His comments follow a council financial report revealing that in the year to June it received $145,000 in royalties from the sale of its Knowledge Base intranet system, $110,000 more than expected.

The council created a one-stop customer service centre in the mid-1990s. Knowledge Base was the system that supported it. Harte describes Knowledge Base as “probably the first real, truly integrated intranet in New Zealand”.

Knowledge Base was an early initiative in Dunedin City Council’s Citizen Direct project (UK officials eye NZ local e-govt), Harte says.

“It also front ends a number of our core business systems with a browser interface.”

To date, Harte says the system has generated about $200,000 of revenue, approximately what was spent developing it.

The council is further developing Knowledge Base but the product’s future will be reviewed as part of the council’s plan to install an electronic document management system. The DataWorks system will largely take over the document storage role in coming months.

“We will be deciding where to from here [for Knowledge Base] in a few months time,” he says.

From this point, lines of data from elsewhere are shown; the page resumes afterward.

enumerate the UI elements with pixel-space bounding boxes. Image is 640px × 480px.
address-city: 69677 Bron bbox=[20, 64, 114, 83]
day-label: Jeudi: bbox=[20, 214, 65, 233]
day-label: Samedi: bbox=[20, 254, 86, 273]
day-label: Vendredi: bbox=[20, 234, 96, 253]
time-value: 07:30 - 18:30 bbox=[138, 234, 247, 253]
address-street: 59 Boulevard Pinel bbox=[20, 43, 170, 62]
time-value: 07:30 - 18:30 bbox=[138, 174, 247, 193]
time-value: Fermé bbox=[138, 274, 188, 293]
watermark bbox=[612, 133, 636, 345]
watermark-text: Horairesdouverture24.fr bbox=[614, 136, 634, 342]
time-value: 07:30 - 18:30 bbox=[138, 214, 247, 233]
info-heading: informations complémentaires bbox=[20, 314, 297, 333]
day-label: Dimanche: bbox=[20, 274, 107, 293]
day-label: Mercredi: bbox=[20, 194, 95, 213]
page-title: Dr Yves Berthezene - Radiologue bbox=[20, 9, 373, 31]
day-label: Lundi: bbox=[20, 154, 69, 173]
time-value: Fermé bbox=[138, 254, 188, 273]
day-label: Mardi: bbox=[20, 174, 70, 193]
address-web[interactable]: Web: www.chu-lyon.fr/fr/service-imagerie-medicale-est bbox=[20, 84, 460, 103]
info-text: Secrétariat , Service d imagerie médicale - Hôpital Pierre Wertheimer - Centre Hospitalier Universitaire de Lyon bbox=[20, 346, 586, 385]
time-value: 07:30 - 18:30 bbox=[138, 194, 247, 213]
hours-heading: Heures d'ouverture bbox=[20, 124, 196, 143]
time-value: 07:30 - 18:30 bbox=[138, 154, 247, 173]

The council’s core business is not supporting and selling developed applications, so it then engages a third-party to this for them — in the case of Knowledge Base, Hindin Communications of Christchurch.

“When we see there is an opportunity there, we will then partner with a commercial organisation and they have a right to it and we take a commission,” he says. “It’s not distracting us from our core business but we are receiving some development money. There are probably lots of organisations who can do a similar thing.”

Dunedin City has no other products it has developed for sale, but it is no stranger to commercialisation. In the mid-1990s, Harte says, the council sold an electricity billing system to several energy suppliers.

Buyers of Knowledge Base include Palmerston North City Council, Papakura District Council, Queenstown District Council, Maroochy Shire Council in Australia, and Massey University, which uses it for student enrolments.